Dunia kembali dipusingkan dengan ditemukannya varian baru COVID-19 yang disebut dengan varian ‘Eek’ atau mutasi E484K.
Varian ‘Eek’ diketahui telah terdeteksi di sejumlah negara seperti Afrika Selatan, Brasil, Inggris, Jepang, Malaysia, dan Indonesia.
Di Jepang, varian COVID-19 ini telah menyebabkan pemerintah mengambil tindakan lockdown di sejumlah wilayah.
Sementara di Indonesia, Varian COVID-19 ini pertama kali ditemukan pada Februari 2021 di Jakarta dalam pemeriksaan Whole Genome Sequence (WGS).
Menurut dr Siti Nadia Tarmizi selaku direktur Pencegahan dan Pengendalian Penyakit Menular Langsung (P2PML) melaporkan jika terdapat satu pasien COVID-19 varian ‘Eek’.
Kendati demikian, pasien tersebut kini telah dinyatakan sembuh dan diizinkan untuk pulang.
Berdasarkan tracing juga tidak didapatkan temuan kasus COVID-19 varian ‘Eek’ pada orang-orang yang pernah berinteraksi secara langsung dengan pasien.
Bahayakah Varian ‘Eek’ COVID-19 Ini?
Dilaporkan oleh Kementerian Kesehatan Republik Indonesia bahwasannya varian ‘Eek’ atau mutasi E484K COVID-19 ini tidaklah lebih berbahaya dari varian yang telah ada sebelumnya.
Kendati demikian, varian ‘Eek’ baik yang ditemukan di Indonesia maupun di luar negeri ini mempunyai kemampuan menular yang jauh lebih cepat dan masif.
P2PML Kemenkes tetap menghimbau masyarakat untuk tetap mewaspadai varian ‘Eek’ ini.
Berdasarkan penelitian di Afrika Selatan, varian ‘Eek’ ini berpotensi menghilangkan kemanjuran vaksin COVID-19.
Varian ‘Eek’ merupakan salah satu mutasi dari sekian varian COVID-19 yang telah ditemukan di Indonesia.

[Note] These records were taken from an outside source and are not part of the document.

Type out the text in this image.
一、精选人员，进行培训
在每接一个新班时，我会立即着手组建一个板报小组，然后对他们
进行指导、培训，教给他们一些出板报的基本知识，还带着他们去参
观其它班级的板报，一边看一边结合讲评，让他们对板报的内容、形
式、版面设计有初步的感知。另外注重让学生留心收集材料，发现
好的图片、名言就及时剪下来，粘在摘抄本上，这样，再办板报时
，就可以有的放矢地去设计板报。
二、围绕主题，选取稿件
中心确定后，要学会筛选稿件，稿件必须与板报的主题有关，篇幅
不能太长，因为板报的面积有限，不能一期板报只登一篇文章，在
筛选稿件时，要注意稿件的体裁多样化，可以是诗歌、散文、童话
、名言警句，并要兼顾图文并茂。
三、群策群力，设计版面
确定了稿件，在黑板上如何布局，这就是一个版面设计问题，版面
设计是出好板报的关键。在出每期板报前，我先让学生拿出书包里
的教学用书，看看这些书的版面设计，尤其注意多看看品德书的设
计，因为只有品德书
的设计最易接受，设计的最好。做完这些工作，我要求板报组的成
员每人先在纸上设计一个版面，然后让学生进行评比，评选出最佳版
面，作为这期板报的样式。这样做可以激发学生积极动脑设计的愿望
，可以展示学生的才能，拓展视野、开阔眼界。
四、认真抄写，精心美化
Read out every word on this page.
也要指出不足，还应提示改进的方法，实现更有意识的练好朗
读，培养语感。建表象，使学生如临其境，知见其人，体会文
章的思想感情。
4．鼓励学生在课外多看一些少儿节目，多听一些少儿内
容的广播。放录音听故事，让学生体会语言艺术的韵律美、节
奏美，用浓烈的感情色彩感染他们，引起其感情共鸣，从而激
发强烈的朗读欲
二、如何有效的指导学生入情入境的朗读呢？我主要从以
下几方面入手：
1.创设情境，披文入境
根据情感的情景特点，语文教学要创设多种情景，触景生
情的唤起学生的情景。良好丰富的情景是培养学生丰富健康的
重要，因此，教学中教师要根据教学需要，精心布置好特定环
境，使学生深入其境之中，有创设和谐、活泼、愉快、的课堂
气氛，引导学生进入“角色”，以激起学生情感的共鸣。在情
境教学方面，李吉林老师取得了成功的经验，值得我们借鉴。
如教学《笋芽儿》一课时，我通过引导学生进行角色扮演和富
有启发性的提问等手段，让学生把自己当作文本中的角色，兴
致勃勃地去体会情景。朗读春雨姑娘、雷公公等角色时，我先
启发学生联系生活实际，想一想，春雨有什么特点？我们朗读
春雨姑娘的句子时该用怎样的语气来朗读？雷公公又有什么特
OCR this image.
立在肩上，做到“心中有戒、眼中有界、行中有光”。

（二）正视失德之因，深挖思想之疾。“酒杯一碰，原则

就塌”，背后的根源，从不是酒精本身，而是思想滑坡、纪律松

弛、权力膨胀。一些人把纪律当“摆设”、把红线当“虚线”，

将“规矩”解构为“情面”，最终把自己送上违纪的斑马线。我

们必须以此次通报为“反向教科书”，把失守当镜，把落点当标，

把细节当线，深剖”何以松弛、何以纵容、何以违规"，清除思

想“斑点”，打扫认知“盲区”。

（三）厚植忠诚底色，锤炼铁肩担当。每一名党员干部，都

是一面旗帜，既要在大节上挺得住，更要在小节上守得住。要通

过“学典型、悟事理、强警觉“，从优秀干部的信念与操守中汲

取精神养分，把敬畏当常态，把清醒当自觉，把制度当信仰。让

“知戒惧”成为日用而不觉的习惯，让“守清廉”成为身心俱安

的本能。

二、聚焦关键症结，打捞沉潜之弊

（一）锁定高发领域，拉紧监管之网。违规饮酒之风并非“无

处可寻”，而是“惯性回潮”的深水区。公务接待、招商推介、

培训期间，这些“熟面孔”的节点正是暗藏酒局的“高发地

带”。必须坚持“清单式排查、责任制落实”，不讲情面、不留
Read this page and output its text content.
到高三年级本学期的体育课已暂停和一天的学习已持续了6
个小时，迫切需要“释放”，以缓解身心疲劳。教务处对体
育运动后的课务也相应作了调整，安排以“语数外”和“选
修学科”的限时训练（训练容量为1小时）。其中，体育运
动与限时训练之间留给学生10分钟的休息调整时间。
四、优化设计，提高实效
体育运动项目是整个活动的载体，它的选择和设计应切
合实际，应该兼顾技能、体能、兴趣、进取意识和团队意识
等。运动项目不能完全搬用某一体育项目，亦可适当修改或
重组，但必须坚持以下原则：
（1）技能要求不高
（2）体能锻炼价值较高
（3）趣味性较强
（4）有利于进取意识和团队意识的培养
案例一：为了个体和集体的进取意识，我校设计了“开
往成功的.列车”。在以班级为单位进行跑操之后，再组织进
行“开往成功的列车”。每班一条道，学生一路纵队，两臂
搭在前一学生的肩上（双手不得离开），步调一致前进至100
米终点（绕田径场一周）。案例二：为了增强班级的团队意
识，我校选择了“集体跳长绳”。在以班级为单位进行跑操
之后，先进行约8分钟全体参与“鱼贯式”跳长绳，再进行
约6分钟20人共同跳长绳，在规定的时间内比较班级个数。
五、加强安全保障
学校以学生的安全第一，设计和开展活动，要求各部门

Mutasi COVID-19 lainnya yang juga ditemukan di Indonesia seperti B117, D614G, N439K, dan yang terbaru adalah E484K atau varian ‘Eek’.
Pencegahan Penularan Varian ‘Eek’ di Indonesia
Guna mengantisipasi penularan varian COVID-19 ini, pemerintah telah akan melakukan pemeriksaan yang lebih ketat lagi.
Sementara itu, perlu adanya peningkatan hasil pengurutan genome untuk membantu mengatasi pandemi COVID-19 di Indonesia.
Setidaknya ada tiga tim dari Lembaga Ilmu Pengetahuan Indonesia (LIPI) yang akan melakukan WGS menggunakan Oxford Nanopore Technology.
Ditargetkan minimal 10 WGS virus SARS-CoV-2 yang akan dilaporkan dalam sepekan.
Salah satu fungsi laporan WGS adalah untuk melakukan tracing atau pelacakang pada mutasi strain lokal COVID-19.